House, working with James J. Moran, graduate student in geosciences now at McMaster University; Emily J. Beal, graduate student in geosciences; Jennifer M. Vrentas, a Penn State undergraduate at the time; Katherine Freeman, professor of geosciences, all at Penn State, and Victoria J. Orphan, assistant professor of geobiology, California Institute of Technology, first investigated the assumption that reverse methanogenesis was the method used by the microbes. They provided hydrogen to the consortium and checked to see if methane oxidation decreased. If hydrogen were the interspecies transfer molecule, than an abundance of hydrogen would turn off the methane oxidation.

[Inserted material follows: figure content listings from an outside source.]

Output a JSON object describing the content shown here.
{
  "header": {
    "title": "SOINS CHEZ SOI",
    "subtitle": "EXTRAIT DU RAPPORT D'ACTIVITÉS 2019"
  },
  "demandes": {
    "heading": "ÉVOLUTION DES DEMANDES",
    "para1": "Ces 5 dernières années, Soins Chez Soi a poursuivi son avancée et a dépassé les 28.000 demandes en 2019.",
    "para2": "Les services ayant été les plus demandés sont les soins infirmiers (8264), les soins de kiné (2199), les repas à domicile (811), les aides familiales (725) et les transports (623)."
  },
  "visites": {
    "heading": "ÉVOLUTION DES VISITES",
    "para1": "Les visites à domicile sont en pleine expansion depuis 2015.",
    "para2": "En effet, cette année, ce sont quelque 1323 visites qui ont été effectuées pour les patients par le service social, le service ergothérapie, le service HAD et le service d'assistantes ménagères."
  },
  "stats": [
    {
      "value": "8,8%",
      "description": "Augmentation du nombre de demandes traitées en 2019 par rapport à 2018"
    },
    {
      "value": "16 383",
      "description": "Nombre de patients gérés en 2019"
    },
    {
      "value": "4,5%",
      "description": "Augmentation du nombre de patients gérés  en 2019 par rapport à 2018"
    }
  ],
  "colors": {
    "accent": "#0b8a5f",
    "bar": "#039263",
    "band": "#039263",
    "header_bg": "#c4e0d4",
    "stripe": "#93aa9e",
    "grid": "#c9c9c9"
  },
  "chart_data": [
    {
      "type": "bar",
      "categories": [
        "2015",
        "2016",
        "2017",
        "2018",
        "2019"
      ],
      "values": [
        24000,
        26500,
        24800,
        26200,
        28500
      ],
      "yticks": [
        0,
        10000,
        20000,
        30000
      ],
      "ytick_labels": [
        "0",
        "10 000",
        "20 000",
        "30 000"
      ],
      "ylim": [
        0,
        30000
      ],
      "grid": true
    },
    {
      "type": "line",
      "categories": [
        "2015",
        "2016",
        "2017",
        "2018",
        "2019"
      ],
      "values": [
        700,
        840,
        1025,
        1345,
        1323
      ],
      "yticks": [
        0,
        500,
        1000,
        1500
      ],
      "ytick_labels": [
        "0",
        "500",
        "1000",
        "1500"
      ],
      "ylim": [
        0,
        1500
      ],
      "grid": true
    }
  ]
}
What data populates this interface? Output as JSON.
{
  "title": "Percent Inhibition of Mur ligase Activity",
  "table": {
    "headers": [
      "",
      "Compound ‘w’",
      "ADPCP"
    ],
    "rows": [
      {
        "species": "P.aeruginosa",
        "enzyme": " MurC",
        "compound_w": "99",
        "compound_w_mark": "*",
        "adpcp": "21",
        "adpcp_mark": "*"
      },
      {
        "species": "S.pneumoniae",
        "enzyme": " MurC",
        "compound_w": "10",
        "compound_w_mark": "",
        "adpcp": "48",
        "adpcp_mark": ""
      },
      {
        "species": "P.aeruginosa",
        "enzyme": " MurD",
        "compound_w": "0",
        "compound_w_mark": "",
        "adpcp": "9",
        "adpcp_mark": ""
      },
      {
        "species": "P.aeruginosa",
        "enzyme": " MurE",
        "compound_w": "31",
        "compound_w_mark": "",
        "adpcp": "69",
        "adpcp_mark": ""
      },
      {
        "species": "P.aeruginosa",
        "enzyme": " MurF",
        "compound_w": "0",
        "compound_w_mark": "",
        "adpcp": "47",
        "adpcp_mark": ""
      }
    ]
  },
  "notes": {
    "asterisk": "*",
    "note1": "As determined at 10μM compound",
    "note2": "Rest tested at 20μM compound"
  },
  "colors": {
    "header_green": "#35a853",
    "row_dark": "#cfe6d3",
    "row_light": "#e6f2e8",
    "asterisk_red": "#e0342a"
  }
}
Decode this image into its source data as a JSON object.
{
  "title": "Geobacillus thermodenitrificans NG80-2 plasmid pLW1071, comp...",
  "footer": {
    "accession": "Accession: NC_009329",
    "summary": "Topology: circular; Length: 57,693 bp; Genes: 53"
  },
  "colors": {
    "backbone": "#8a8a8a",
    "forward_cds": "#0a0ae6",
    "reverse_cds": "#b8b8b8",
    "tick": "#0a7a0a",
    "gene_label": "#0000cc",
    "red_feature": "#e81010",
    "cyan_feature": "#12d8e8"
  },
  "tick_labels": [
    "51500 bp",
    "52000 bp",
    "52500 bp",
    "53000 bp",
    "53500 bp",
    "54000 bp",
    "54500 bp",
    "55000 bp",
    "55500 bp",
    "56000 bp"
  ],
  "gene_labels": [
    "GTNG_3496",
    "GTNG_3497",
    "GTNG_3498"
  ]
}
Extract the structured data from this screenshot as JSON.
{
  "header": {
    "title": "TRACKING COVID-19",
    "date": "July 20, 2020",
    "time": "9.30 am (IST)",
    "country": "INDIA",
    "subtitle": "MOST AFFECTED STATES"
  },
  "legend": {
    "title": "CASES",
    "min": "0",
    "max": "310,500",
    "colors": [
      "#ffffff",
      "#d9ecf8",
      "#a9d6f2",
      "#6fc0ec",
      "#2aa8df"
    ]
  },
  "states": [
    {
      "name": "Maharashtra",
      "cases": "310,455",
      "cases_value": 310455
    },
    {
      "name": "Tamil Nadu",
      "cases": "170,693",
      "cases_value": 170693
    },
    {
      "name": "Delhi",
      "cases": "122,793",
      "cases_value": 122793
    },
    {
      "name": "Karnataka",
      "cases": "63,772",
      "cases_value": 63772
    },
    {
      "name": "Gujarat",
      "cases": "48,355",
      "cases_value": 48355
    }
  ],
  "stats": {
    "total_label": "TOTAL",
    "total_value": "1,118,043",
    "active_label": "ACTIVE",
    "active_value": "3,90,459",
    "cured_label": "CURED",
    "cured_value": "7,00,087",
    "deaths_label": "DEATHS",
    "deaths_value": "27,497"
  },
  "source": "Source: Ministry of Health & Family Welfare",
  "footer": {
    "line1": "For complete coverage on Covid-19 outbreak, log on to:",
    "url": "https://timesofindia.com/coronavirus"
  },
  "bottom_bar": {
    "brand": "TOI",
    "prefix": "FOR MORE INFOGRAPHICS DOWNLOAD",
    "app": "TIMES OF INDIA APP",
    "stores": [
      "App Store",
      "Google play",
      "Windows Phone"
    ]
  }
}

"We observed a minimal reduction in the rate of methane oxidation, and conclude that hydrogen does not play an interspecies role in anaerobic oxidation of methane," the researchers say.
They then tried the methyl sulfides, methanethiol (methyl mercaptan) and dimethyl sulfide, to see if they reduced methane oxidation. The researchers found that methanethiol reduced oxidation. The researchers also substituted carbon monoxide for methane and found that the Archaea could oxidize that as well and produce these sulfur compounds.
"In climate models, researchers generally only consider the methane produced in bogs and lakes as dominant greenhouse gases," says House. "They do not need to consider ocean methane because these microbes destroy most of it before it is released from the sediments."